Well, certainly not. But to be clear, Cronon is addressing historical expression, not historical research. Dan is right to think that historians shouldn’t need to bring boxes of Kleenex with them to the archives. But if Cronon is right in saying that “the questions [historians] ask are all about value,” then questions of moral value are reasonably pertinent—if not necessary (1376). Furthermore, it would seem that to write a good history, the historian ought to engage—at least implicitly—in the moral dimension of her work. Human actions, after all, carry a moral weight, and its up to observers to determine the merits of those actions.

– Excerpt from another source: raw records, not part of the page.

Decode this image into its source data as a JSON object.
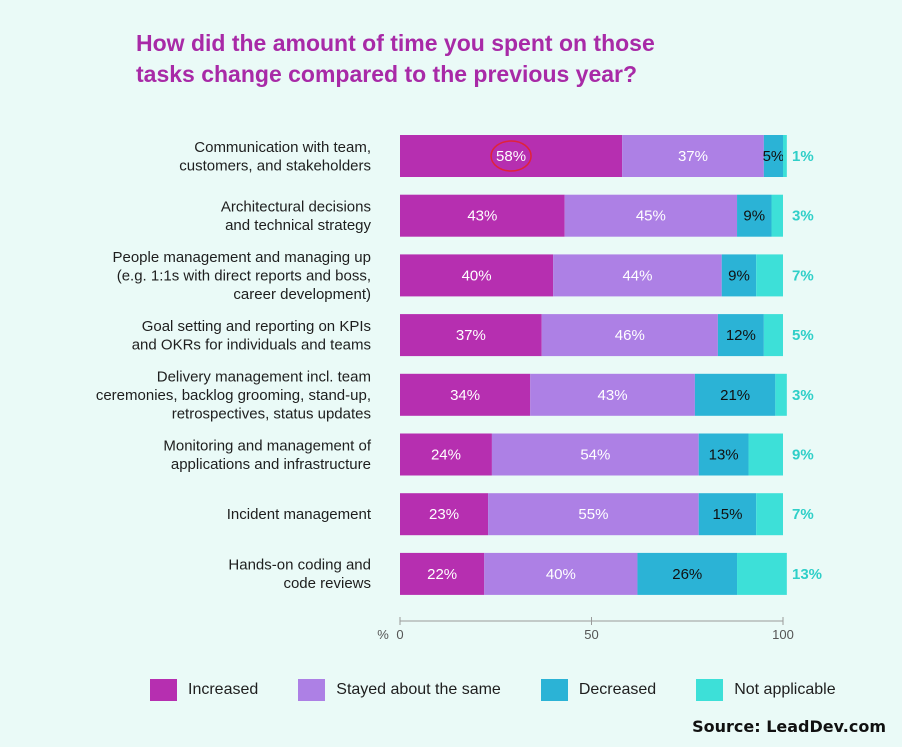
{
  "chart_data": {
    "type": "bar",
    "orientation": "horizontal",
    "stacked": true,
    "title_lines": [
      "How did the amount of time you spent on those",
      "tasks change compared to the previous year?"
    ],
    "categories": [
      [
        "Communication with team,",
        "customers, and stakeholders"
      ],
      [
        "Architectural decisions",
        "and technical strategy"
      ],
      [
        "People management and managing up",
        "(e.g. 1:1s with direct reports and boss,",
        "career development)"
      ],
      [
        "Goal setting and reporting on KPIs",
        "and OKRs for individuals and teams"
      ],
      [
        "Delivery management incl. team",
        "ceremonies, backlog grooming, stand-up,",
        "retrospectives, status updates"
      ],
      [
        "Monitoring and management of",
        "applications and infrastructure"
      ],
      [
        "Incident management"
      ],
      [
        "Hands-on coding and",
        "code reviews"
      ]
    ],
    "series": [
      {
        "name": "Increased",
        "color": "#b62fb0",
        "values": [
          58,
          43,
          40,
          37,
          34,
          24,
          23,
          22
        ],
        "labels": [
          "58%",
          "43%",
          "40%",
          "37%",
          "34%",
          "24%",
          "23%",
          "22%"
        ]
      },
      {
        "name": "Stayed about the same",
        "color": "#ad80e5",
        "values": [
          37,
          45,
          44,
          46,
          43,
          54,
          55,
          40
        ],
        "labels": [
          "37%",
          "45%",
          "44%",
          "46%",
          "43%",
          "54%",
          "55%",
          "40%"
        ]
      },
      {
        "name": "Decreased",
        "color": "#2bb3d6",
        "values": [
          5,
          9,
          9,
          12,
          21,
          13,
          15,
          26
        ],
        "labels": [
          "5%",
          "9%",
          "9%",
          "12%",
          "21%",
          "13%",
          "15%",
          "26%"
        ]
      },
      {
        "name": "Not applicable",
        "color": "#3de0d8",
        "values": [
          1,
          3,
          7,
          5,
          3,
          9,
          7,
          13
        ],
        "labels": [
          "1%",
          "3%",
          "7%",
          "5%",
          "3%",
          "9%",
          "7%",
          "13%"
        ]
      }
    ],
    "xlim": [
      0,
      100
    ],
    "xticks": [
      0,
      50,
      100
    ],
    "xtick_labels": [
      "0",
      "50",
      "100"
    ],
    "xlabel": "%",
    "highlighted_label": "58%",
    "label_text_colors": [
      "#ffffff",
      "#ffffff",
      "#111111",
      "#111111"
    ],
    "outside_label_color": "#2fcfc8",
    "legend_position": "bottom"
  },
  "source": "Source: LeadDev.com"
}
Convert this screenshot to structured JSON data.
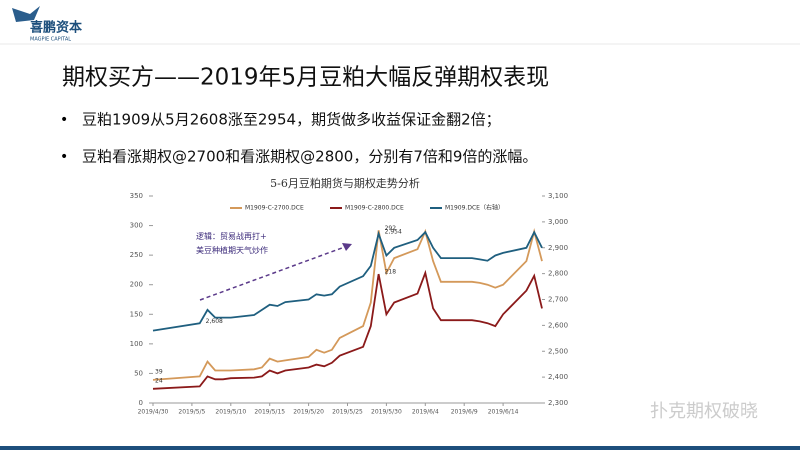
{
  "header": {
    "logo": "喜鹏资本",
    "logo_sub": "MAGPIE CAPITAL"
  },
  "title": "期权买方——2019年5月豆粕大幅反弹期权表现",
  "bullets": [
    "豆粕1909从5月2608涨至2954，期货做多收益保证金翻2倍；",
    "豆粕看涨期权@2700和看涨期权@2800，分别有7倍和9倍的涨幅。"
  ],
  "watermark": "扑克期权破晓",
  "chart_data": {
    "type": "line",
    "title": "5-6月豆粕期货与期权走势分析",
    "annotation": [
      "逻辑：贸易战再打+",
      "美豆种植期天气炒作"
    ],
    "x": [
      "2019/4/30",
      "2019/5/6",
      "2019/5/7",
      "2019/5/8",
      "2019/5/9",
      "2019/5/10",
      "2019/5/13",
      "2019/5/14",
      "2019/5/15",
      "2019/5/16",
      "2019/5/17",
      "2019/5/20",
      "2019/5/21",
      "2019/5/22",
      "2019/5/23",
      "2019/5/24",
      "2019/5/27",
      "2019/5/28",
      "2019/5/29",
      "2019/5/30",
      "2019/5/31",
      "2019/6/3",
      "2019/6/4",
      "2019/6/5",
      "2019/6/6",
      "2019/6/10",
      "2019/6/11",
      "2019/6/12",
      "2019/6/13",
      "2019/6/14",
      "2019/6/17",
      "2019/6/18",
      "2019/6/19"
    ],
    "xlim": [
      "2019/4/30",
      "2019/6/19"
    ],
    "xticks": [
      "2019/4/30",
      "2019/5/5",
      "2019/5/10",
      "2019/5/15",
      "2019/5/20",
      "2019/5/25",
      "2019/5/30",
      "2019/6/4",
      "2019/6/9",
      "2019/6/14"
    ],
    "ylim": [
      0,
      350
    ],
    "yticks": [
      0,
      50,
      100,
      150,
      200,
      250,
      300,
      350
    ],
    "y2lim": [
      2300,
      3100
    ],
    "y2ticks": [
      {
        "value": 2300,
        "label": "2,300"
      },
      {
        "value": 2400,
        "label": "2,400"
      },
      {
        "value": 2500,
        "label": "2,500"
      },
      {
        "value": 2600,
        "label": "2,600"
      },
      {
        "value": 2700,
        "label": "2,700"
      },
      {
        "value": 2800,
        "label": "2,800"
      },
      {
        "value": 2900,
        "label": "2,900"
      },
      {
        "value": 3000,
        "label": "3,000"
      },
      {
        "value": 3100,
        "label": "3,100"
      }
    ],
    "series": [
      {
        "name": "M1909-C-2700.DCE",
        "color": "#d4995a",
        "values": [
          39,
          45,
          70,
          55,
          55,
          55,
          57,
          60,
          75,
          70,
          72,
          78,
          90,
          85,
          90,
          110,
          130,
          170,
          292,
          220,
          245,
          260,
          290,
          240,
          205,
          205,
          203,
          200,
          195,
          200,
          240,
          290,
          240
        ],
        "value_labels": [
          "39",
          null,
          null,
          null,
          null,
          null,
          null,
          null,
          null,
          null,
          null,
          null,
          null,
          null,
          null,
          null,
          null,
          null,
          "292",
          null,
          null,
          null,
          null,
          null,
          null,
          null,
          null,
          null,
          null,
          null,
          null,
          null,
          null
        ]
      },
      {
        "name": "M1909-C-2800.DCE",
        "color": "#8b1a1a",
        "values": [
          24,
          28,
          45,
          40,
          40,
          42,
          43,
          45,
          55,
          50,
          55,
          60,
          65,
          62,
          68,
          80,
          95,
          130,
          218,
          150,
          170,
          185,
          220,
          160,
          140,
          140,
          138,
          135,
          130,
          150,
          190,
          215,
          160
        ],
        "value_labels": [
          "24",
          null,
          null,
          null,
          null,
          null,
          null,
          null,
          null,
          null,
          null,
          null,
          null,
          null,
          null,
          null,
          null,
          null,
          "218",
          null,
          null,
          null,
          null,
          null,
          null,
          null,
          null,
          null,
          null,
          null,
          null,
          null,
          null
        ]
      },
      {
        "name": "M1909.DCE（右轴）",
        "color": "#1f5f7f",
        "axis": "y2",
        "values": [
          2580,
          2608,
          2660,
          2630,
          2630,
          2630,
          2640,
          2660,
          2680,
          2675,
          2690,
          2700,
          2720,
          2715,
          2720,
          2750,
          2790,
          2830,
          2954,
          2870,
          2900,
          2930,
          2960,
          2900,
          2860,
          2860,
          2855,
          2850,
          2870,
          2880,
          2900,
          2960,
          2900
        ],
        "value_labels": [
          null,
          "2,608",
          null,
          null,
          null,
          null,
          null,
          null,
          null,
          null,
          null,
          null,
          null,
          null,
          null,
          null,
          null,
          null,
          "2,954",
          null,
          null,
          null,
          null,
          null,
          null,
          null,
          null,
          null,
          null,
          null,
          null,
          null,
          null
        ]
      }
    ]
  }
}
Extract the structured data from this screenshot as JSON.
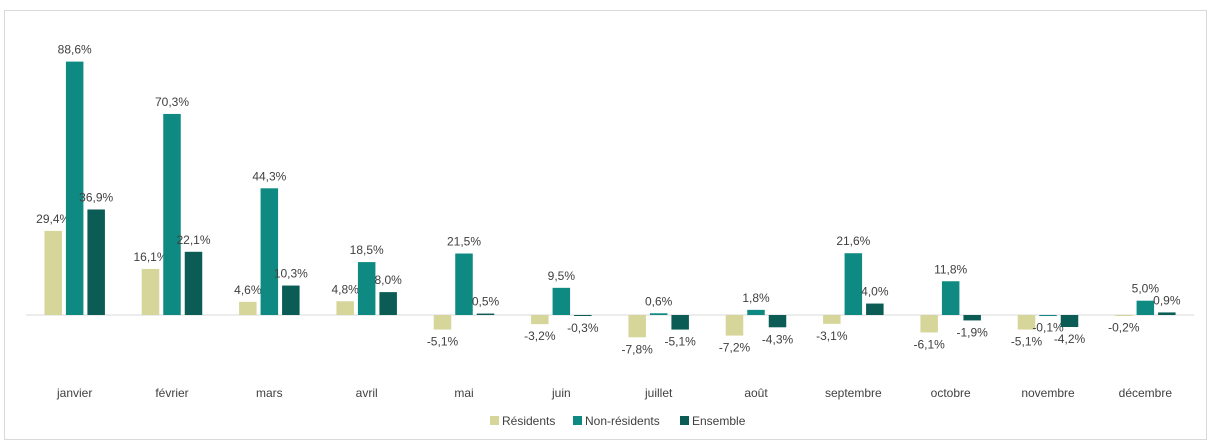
{
  "chart_data": {
    "type": "bar",
    "categories": [
      "janvier",
      "février",
      "mars",
      "avril",
      "mai",
      "juin",
      "juillet",
      "août",
      "septembre",
      "octobre",
      "novembre",
      "décembre"
    ],
    "series": [
      {
        "name": "Résidents",
        "color": "#d6d69a",
        "values": [
          29.4,
          16.1,
          4.6,
          4.8,
          -5.1,
          -3.2,
          -7.8,
          -7.2,
          -3.1,
          -6.1,
          -5.1,
          -0.2
        ],
        "labels": [
          "29,4%",
          "16,1%",
          "4,6%",
          "4,8%",
          "-5,1%",
          "-3,2%",
          "-7,8%",
          "-7,2%",
          "-3,1%",
          "-6,1%",
          "-5,1%",
          "-0,2%"
        ]
      },
      {
        "name": "Non-résidents",
        "color": "#0e8a83",
        "values": [
          88.6,
          70.3,
          44.3,
          18.5,
          21.5,
          9.5,
          0.6,
          1.8,
          21.6,
          11.8,
          -0.1,
          5.0
        ],
        "labels": [
          "88,6%",
          "70,3%",
          "44,3%",
          "18,5%",
          "21,5%",
          "9,5%",
          "0,6%",
          "1,8%",
          "21,6%",
          "11,8%",
          "-0,1%",
          "5,0%"
        ]
      },
      {
        "name": "Ensemble",
        "color": "#0b5c55",
        "values": [
          36.9,
          22.1,
          10.3,
          8.0,
          0.5,
          -0.3,
          -5.1,
          -4.3,
          4.0,
          -1.9,
          -4.2,
          0.9
        ],
        "labels": [
          "36,9%",
          "22,1%",
          "10,3%",
          "8,0%",
          "0,5%",
          "-0,3%",
          "-5,1%",
          "-4,3%",
          "4,0%",
          "-1,9%",
          "-4,2%",
          "0,9%"
        ]
      }
    ],
    "unit": "%",
    "grid": false,
    "legend_position": "bottom"
  }
}
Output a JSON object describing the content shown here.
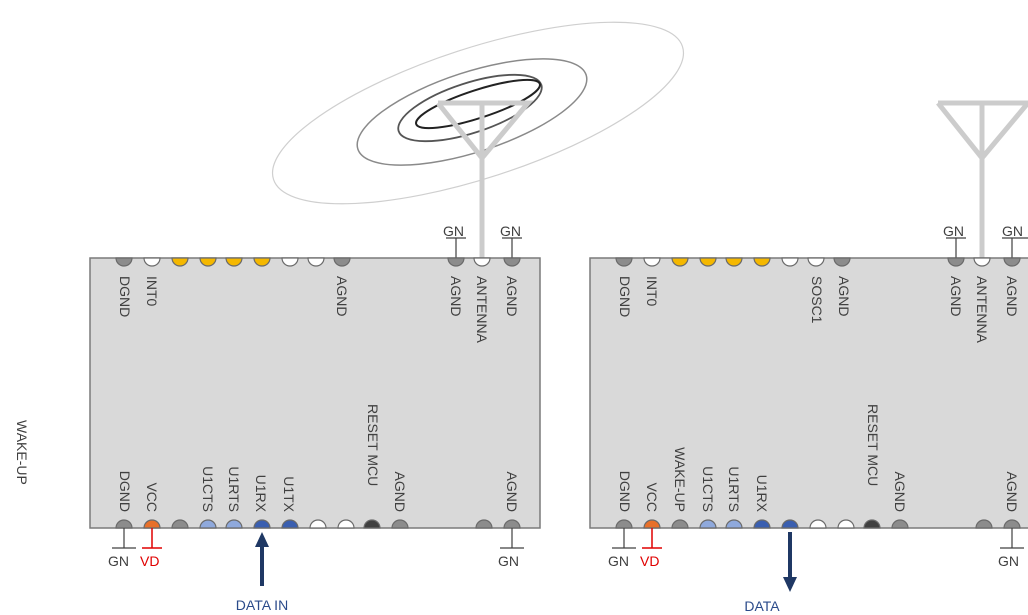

Where I think some—like Dan—may find fault in a moral, historical narrative, however, is in its presumed shift in focus from concrete analysis to abstract description. But according Cronon’s stipulations, to “moralize history” does not water down it down; nor does it alter it. As Cronon writes, readers of history “cannot escape the valuing process defines [their] relationship to it” (1375). What’s important to note here is that, in Cronon’s view, readers do the “moralizing,” not the historians. Certainly a historian crafting a narrative can mold it with various biases—a fact which Dan seems to target exclusively with his “politicizing history” comment—but ultimately, according to Cronon, the historian’s work merely forms the “telos against which [readers] judge the . . . morality of human actions” [emphasis added] (1375). So, perhaps it’s important to bear in mind that, for Cronon, his ‘moral imagination’ informs the reader—not the historian—and the historical craft is left objective and intact.